06.24.11

Hoeven Again Presses Risk Management For More Flexible Disaster Assistance For North Dakota Producers

BISMARCK, N.D. – Senator John Hoeven today again pressed USDA’s Risk Management Agency (RMA) Administrator William Murphy to make the agency’s crop insurance rules for Prevented Planting more flexible to aid North Dakota farmers in flood-impacted areas of the state. 

Hoeven met with Murphy in early May to press for a more accessible program for producers who have suffered losses due to prolonged flooding throughout North Dakota. He followed up with a letter urging the administrator to adjust current policy, considering the extraordinary circumstances of flooding statewide, including Devils Lake, the Souris River Basin and the Missouri River Basin. 

The existing Prevented Planting policy does not allow a claim on any farmland inundated for more than two years in a row or on farmland for which the initial cause of loss occurred in a prior year. This policy adversely affects many farmers in the Devils Lake area, which is currently in a wet cycle.  The changes Hoeven is pressing for would be especially helpful to them, many of whom have experienced heavy rains for two consecutive years and have thousands of acres under water. 

Hoeven has also been pushing the agency to make the Wetland Reserve Program (WRP), the Conservation Reserve Program (CRP) and other federal assistance more easily available for farmers to help with unproductive or inundated land.  However, these programs have long easement durations and many acres are ineligible for them because of the amount of water on the land, making access to Prevented Planting a necessity.  Hoeven has pushed for shorter easements. 

Changing the Prevented Planting policy will help more farmers that are caught in between the current policy and other available programs.
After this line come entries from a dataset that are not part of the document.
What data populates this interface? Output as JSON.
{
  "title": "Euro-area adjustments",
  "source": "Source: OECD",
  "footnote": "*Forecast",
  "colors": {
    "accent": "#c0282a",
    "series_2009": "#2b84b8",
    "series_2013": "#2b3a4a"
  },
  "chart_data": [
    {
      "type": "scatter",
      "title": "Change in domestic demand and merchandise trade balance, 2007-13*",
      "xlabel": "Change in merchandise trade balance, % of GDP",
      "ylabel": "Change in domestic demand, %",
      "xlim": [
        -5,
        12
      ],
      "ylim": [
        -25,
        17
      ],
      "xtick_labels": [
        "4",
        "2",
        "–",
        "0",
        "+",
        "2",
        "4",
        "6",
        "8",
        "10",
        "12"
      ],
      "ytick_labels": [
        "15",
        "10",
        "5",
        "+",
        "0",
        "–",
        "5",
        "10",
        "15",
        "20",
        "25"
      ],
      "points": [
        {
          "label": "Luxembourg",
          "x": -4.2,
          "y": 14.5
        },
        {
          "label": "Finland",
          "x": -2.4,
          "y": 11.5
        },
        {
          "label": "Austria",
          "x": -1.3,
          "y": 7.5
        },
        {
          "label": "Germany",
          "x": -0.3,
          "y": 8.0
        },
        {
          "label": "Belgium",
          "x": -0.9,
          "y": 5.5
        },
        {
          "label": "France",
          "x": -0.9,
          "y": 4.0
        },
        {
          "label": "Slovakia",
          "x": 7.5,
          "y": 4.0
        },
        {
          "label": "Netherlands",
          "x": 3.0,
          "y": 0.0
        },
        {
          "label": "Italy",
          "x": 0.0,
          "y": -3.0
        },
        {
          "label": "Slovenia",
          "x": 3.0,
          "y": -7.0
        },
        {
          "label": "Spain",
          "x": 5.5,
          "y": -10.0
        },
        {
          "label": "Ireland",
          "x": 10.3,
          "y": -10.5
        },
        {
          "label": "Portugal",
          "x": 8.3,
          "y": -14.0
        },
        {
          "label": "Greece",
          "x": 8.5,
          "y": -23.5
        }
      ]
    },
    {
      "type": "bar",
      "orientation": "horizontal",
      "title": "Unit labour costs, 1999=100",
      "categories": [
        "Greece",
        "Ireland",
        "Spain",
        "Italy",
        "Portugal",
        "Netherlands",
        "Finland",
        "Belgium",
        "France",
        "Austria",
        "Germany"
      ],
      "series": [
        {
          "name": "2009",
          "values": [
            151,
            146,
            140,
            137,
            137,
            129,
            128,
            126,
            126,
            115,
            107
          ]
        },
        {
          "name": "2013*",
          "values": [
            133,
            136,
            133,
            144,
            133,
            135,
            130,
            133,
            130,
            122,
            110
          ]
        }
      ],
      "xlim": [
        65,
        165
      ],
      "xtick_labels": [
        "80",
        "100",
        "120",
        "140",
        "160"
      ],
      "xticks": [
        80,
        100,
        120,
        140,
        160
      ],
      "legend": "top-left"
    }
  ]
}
Devils Lake, for example, now has an additional 140,000 acres inundated, or about 215 square miles, compared to its area in 1994, when the lake was 44,000 acres. Much of that land will be put back into production once the lake recedes. 

“Farmers throughout North Dakota have endured real hardship, financially and personally,” Hoeven said. “It’s vitally important that the USDA look not only at Prevented Planting, but at the full range of emergency programs available to help farmers make it through these very difficult flood years.”